Further, Biden will make changes at the NLRB. While the Board's composition will remain intact until July 2021, employers can expect some of the decisions of the Trump Board to be overturned. Moreover, Biden is able to immediately appoint a new general counsel to the NLRB. This individual oversees the agency's network of local offices and sets prosecution priorities. Even before Democrats take the majority on the Board, employers should be aware of the possibility for increased activity from the NLRB.
The Biden Administration is expected to take action to address several executive actions that the Trump Administration took, as well as certain regulations that were proposed. These include:
Cancelation of all of the Travel Bans including: the Immigrant visa ban; H-1B, L-1, J-1, and H-2B visa stamping ban; COVID travel ban from Europe, U.K., Ireland, Canada, Mexico, China, Brazil, and Iran and replace it with temperature checks before boarding a plane, mandatory masks, and continued 14-day quarantining after arrival.
Recent restrictions on the H-1B program are likely to die in the Courts since lawsuits have been filed against the Government regarding all of these restrictions. The Biden Administration is not likely to oppose efforts to invalidate these restrictions. Restrictions that likely will go away in 2021 include:
• Limiting staffing agencies to filing H-1B petitions for only 1 year, rather than the customary 3 years.
• Limiting staffing agency H-1B petitions under the notion that they are not the end-client supervising the worker.
• Limiting the definition of H-1B specialty occupation since the statute states that specialty occupation is defined as "one requiring a degree in a specific field and the theoretical and practical application of highly specialized knowledge."
• The DOL's recent raising of the prevailing wages used for H-1B petitions.
• The re-defining of specialty occupation such that the annual H-1B lottery would give preference to applicants with the highest wages.
The USCIS has always had operational challenges and is in need of technological improvements. The Biden Administration is likely to push for the agency to process applications in a more timely and humane fashion, expand premium processing, and in general become more customer-oriented, especially given that an individual's work authorization is frequently dependent on how long the agency takes to review the application.
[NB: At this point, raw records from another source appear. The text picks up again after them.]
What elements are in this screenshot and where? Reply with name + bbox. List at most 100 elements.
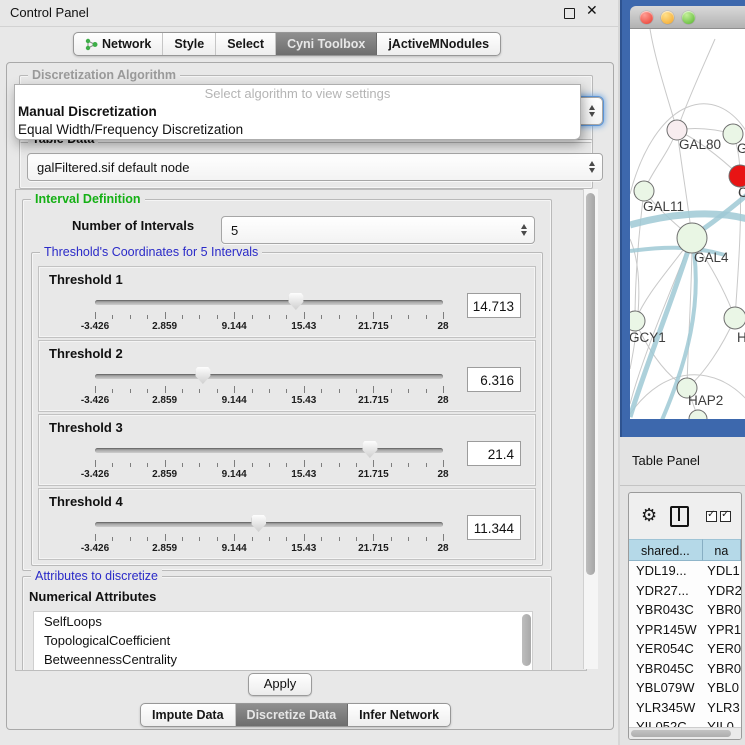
number-of-intervals-label: Number of Intervals <box>72 218 194 233</box>
table-row[interactable]: YBR043CYBR0 <box>629 600 741 620</box>
combo-stepper-icon <box>589 105 595 117</box>
number-of-intervals-combobox[interactable]: 5 <box>221 216 535 244</box>
threshold-slider[interactable]: -3.4262.8599.14415.4321.71528 <box>95 439 443 483</box>
slider-track[interactable] <box>95 522 443 527</box>
tab-discretize-data[interactable]: Discretize Data <box>236 704 349 726</box>
network-view-panel[interactable]: GAL80GACGAL11GAL4GCY1HHAP2 <box>620 0 745 437</box>
control-panel-title: Control Panel <box>0 5 89 20</box>
numerical-attributes-list[interactable]: SelfLoopsTopologicalCoefficientBetweenne… <box>33 611 533 671</box>
thresholds-group-title: Threshold's Coordinates for 5 Intervals <box>40 245 262 260</box>
table-column-header[interactable]: na <box>703 539 741 561</box>
thresholds-group: Threshold's Coordinates for 5 Intervals … <box>31 252 543 566</box>
zoom-traffic-light-icon[interactable] <box>682 11 695 24</box>
threshold-value-field[interactable]: 6.316 <box>467 367 521 392</box>
table-panel: Table Panel ⚙ shared...na YDL19...YDL1YD… <box>620 437 745 745</box>
table-horizontal-scrollbar-thumb[interactable] <box>631 730 731 737</box>
attribute-list-item[interactable]: TopologicalCoefficient <box>34 631 532 650</box>
attributes-group: Attributes to discretize Numerical Attri… <box>22 576 552 671</box>
table-row[interactable]: YBL079WYBL0 <box>629 678 741 698</box>
table-data-combobox[interactable]: galFiltered.sif default node <box>27 153 603 181</box>
checkbox-icon[interactable] <box>706 511 717 522</box>
network-node-label: GAL11 <box>643 199 684 214</box>
threshold-slider[interactable]: -3.4262.8599.14415.4321.71528 <box>95 291 443 335</box>
table-cell: YLR345W <box>629 698 701 718</box>
threshold-value-field[interactable]: 14.713 <box>467 293 521 318</box>
table-row[interactable]: YIL052CYIL0 <box>629 717 741 727</box>
network-canvas[interactable]: GAL80GACGAL11GAL4GCY1HHAP2 <box>630 29 745 419</box>
table-horizontal-scrollbar[interactable] <box>629 727 741 739</box>
slider-ticks <box>95 312 443 320</box>
threshold-box: Threshold 2 -3.4262.8599.14415.4321.71528… <box>38 340 536 412</box>
network-node[interactable] <box>689 410 707 419</box>
table-row[interactable]: YPR145WYPR1 <box>629 620 741 640</box>
discretization-algorithm-group-title: Discretization Algorithm <box>28 68 180 83</box>
table-cell: YBR0 <box>701 600 741 620</box>
network-node[interactable] <box>724 307 745 329</box>
network-node[interactable] <box>634 181 654 201</box>
apply-button[interactable]: Apply <box>248 673 312 696</box>
algorithm-option[interactable]: Manual Discretization <box>15 103 580 121</box>
table-row[interactable]: YER054CYER0 <box>629 639 741 659</box>
slider-thumb[interactable] <box>251 515 266 532</box>
minimize-traffic-light-icon[interactable] <box>661 11 674 24</box>
slider-thumb[interactable] <box>362 441 377 458</box>
table-cell: YIL052C <box>629 717 701 727</box>
table-row[interactable]: YBR045CYBR0 <box>629 659 741 679</box>
close-icon[interactable]: ✕ <box>586 3 598 19</box>
numerical-attributes-label: Numerical Attributes <box>29 589 156 604</box>
tab-style[interactable]: Style <box>163 33 216 55</box>
tab-label: Infer Network <box>359 708 439 722</box>
slider-track[interactable] <box>95 300 443 305</box>
threshold-value-field[interactable]: 11.344 <box>467 515 521 540</box>
threshold-box: Threshold 1-3.4262.8599.14415.4321.71528… <box>38 266 536 338</box>
attribute-list-item[interactable]: BetweennessCentrality <box>34 650 532 669</box>
table-rows: YDL19...YDL1YDR27...YDR2YBR043CYBR0YPR14… <box>629 561 741 727</box>
tab-label: Select <box>227 37 264 51</box>
attribute-list-item[interactable]: SelfLoops <box>34 612 532 631</box>
network-node[interactable] <box>677 223 707 253</box>
tab-infer-network[interactable]: Infer Network <box>348 704 450 726</box>
tab-network[interactable]: Network <box>74 33 163 55</box>
vertical-scrollbar[interactable] <box>583 189 598 669</box>
algorithm-dropdown-hint[interactable]: Select algorithm to view settings <box>15 85 580 103</box>
interval-definition-title: Interval Definition <box>31 192 145 207</box>
slider-ticks <box>95 460 443 468</box>
threshold-slider[interactable]: -3.4262.8599.14415.4321.71528 <box>95 513 443 557</box>
tab-label: Cyni Toolbox <box>287 37 365 51</box>
slider-ticks <box>95 534 443 542</box>
table-cell: YDR27... <box>629 581 701 601</box>
number-of-intervals-value: 5 <box>231 223 238 238</box>
close-traffic-light-icon[interactable] <box>640 11 653 24</box>
table-cell: YBR043C <box>629 600 701 620</box>
cyni-toolbox-content: Discretization Algorithm Select algorith… <box>6 62 614 730</box>
threshold-value-field[interactable]: 21.4 <box>467 441 521 466</box>
tab-jactivemnodules[interactable]: jActiveMNodules <box>377 33 500 55</box>
vertical-scrollbar-thumb[interactable] <box>586 193 595 575</box>
threshold-label: Threshold 2 <box>49 346 123 361</box>
table-column-header[interactable]: shared... <box>629 539 703 561</box>
tab-cyni-toolbox[interactable]: Cyni Toolbox <box>276 33 377 55</box>
slider-thumb[interactable] <box>195 367 210 384</box>
network-icon <box>85 38 98 51</box>
table-cell: YBL0 <box>701 678 741 698</box>
network-node-label: GAL4 <box>694 250 729 265</box>
tab-label: Style <box>174 37 204 51</box>
slider-track[interactable] <box>95 374 443 379</box>
threshold-slider[interactable]: -3.4262.8599.14415.4321.71528 <box>95 365 443 409</box>
table-row[interactable]: YDR27...YDR2 <box>629 581 741 601</box>
split-view-icon[interactable] <box>670 506 689 527</box>
attributes-list-scrollbar[interactable] <box>522 614 531 666</box>
table-panel-body: ⚙ shared...na YDL19...YDL1YDR27...YDR2YB… <box>628 492 742 740</box>
gear-icon[interactable]: ⚙ <box>641 507 657 525</box>
algorithm-option[interactable]: Equal Width/Frequency Discretization <box>15 121 580 139</box>
table-row[interactable]: YLR345WYLR3 <box>629 698 741 718</box>
float-window-icon[interactable] <box>564 8 575 19</box>
slider-track[interactable] <box>95 448 443 453</box>
table-row[interactable]: YDL19...YDL1 <box>629 561 741 581</box>
checkbox-icon[interactable] <box>720 511 731 522</box>
tab-impute-data[interactable]: Impute Data <box>141 704 236 726</box>
slider-thumb[interactable] <box>288 293 303 310</box>
tab-select[interactable]: Select <box>216 33 276 55</box>
table-header-row: shared...na <box>629 539 741 561</box>
network-node[interactable] <box>630 311 645 331</box>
The Trump Administration issued a memo in 2017 rescinding the long-standing doctrine that the agency would give deference to prior petitions when adjudicating the current one. The Biden Administration is likely to rescind that memo.
The Deferred Action for Childhood Arrival ("DACA") program provides legal status to certain individuals that came to the U.S. without documentation. The Courts forced the Trump Administration to accept current applications but the Trump Administration on its own motion still chose to deny first-time applications. The Biden Administration is likely to cancel the ban on DACA applications for first-time applicants.
The Biden Administration may start negotiations with the Congress to grant the 11 million undocumented individuals in the U.S. work permits in exchange for registration and a subsequent mandatory E-Verify for all employers in the U.S.
Last, it is also possible that the Biden Administration will ask the DOL to take a more active role in advising the Congress on labor shortages and where the use of visas could help address these shortages while properly protecting U.S. worker wages and jobs.
A Biden Administration likely means broad changes to labor and employment law. Given the pro-employee agenda Biden touted on the campaign trail, employers should be prepared for additional risks and obligations.
Disclaimer – The views expressed in this article are the personal views of the authors and are purely informative in nature.